Dad would make arrangements to stay near his work. Sometimes Dad would room and board with a family; other times he would tent camp in a park and cook his meals over a camp stove. This practice was not at all uncommon during these years.”
Norma remembers riding the family touring car up the treacherous Tollhouse Road. There were no areas to pull off the road. Her dad maintained maximum speed to avoid stalling on the steep incline. Beyond the top of the grade was “Mountain Rest,” the home of Mrs. Mary Cavin Waite, her paternal great grandmother.
Timothy and Mary Waite arrived in the Tollhouse area in 1875. He was critically injured in a lumber accident and died in 1876. Mary struggled to support their eight children. She opened “Widow Waite’s” hotel and restaurant in 1882. The name was changed to “Mountain Rest” when a bathhouse was added in 1908.
Norma graduated from Clovis High in 1938. There were 83 graduates that year. The front of their commencement program quoted Henry Van Dyke: “But the glory of the Present is to make the Future Free — We love our land for what she is and what she is to be. America For Me.”
The speakers addressed “The American Scene: We Hope For, We Worry About, We Laugh About and We Wonder About.” Paul E. Andrew was Principal, George Croyle, Vice Principal and Luther E. Weldon, President of the Board of Trustees.
Norma married Robert Lee Meek in 1940. She described him as “about the cutest sailor I ever saw.” He was born on March 10, 1918, in Anderson, Calif. His family moved frequently throughout the Central and Northern Valley, and settled in Fresno in 1926. He graduated from Fresno Tech School in 1935 and joined the Navy that year. Six of the seven Meek siblings served in the war.
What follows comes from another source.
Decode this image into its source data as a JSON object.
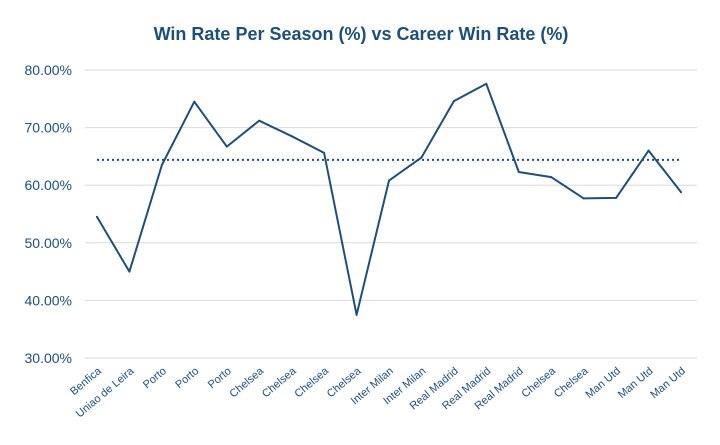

The Meeks were stationed away from Clovis until they returned here in 1966. Bob retired in 1959 with the rank of U.S. Navy Lieutenant Commander.
Upon her return to Clovis, Norma became an active member of the Clovis United Methodist Church. She is their oldest member. She became a docent for the Clovis Museum and served in that capacity until 2018.
The City of Clovis, in their winter publication of 2008, published: “Follow Her Lead, Long-time Clovis Resident Challenges Residents to Shop Clovis First.” Norma said price wouldn’t even persuade her to shop outside of Clovis: “I can find everything I need right here in Clovis.”
Norma “walks the talk,” remains true to her beliefs, loyal to her family tradition and continues to be our “Clovis Booster.” She is an important part of our rich heritage.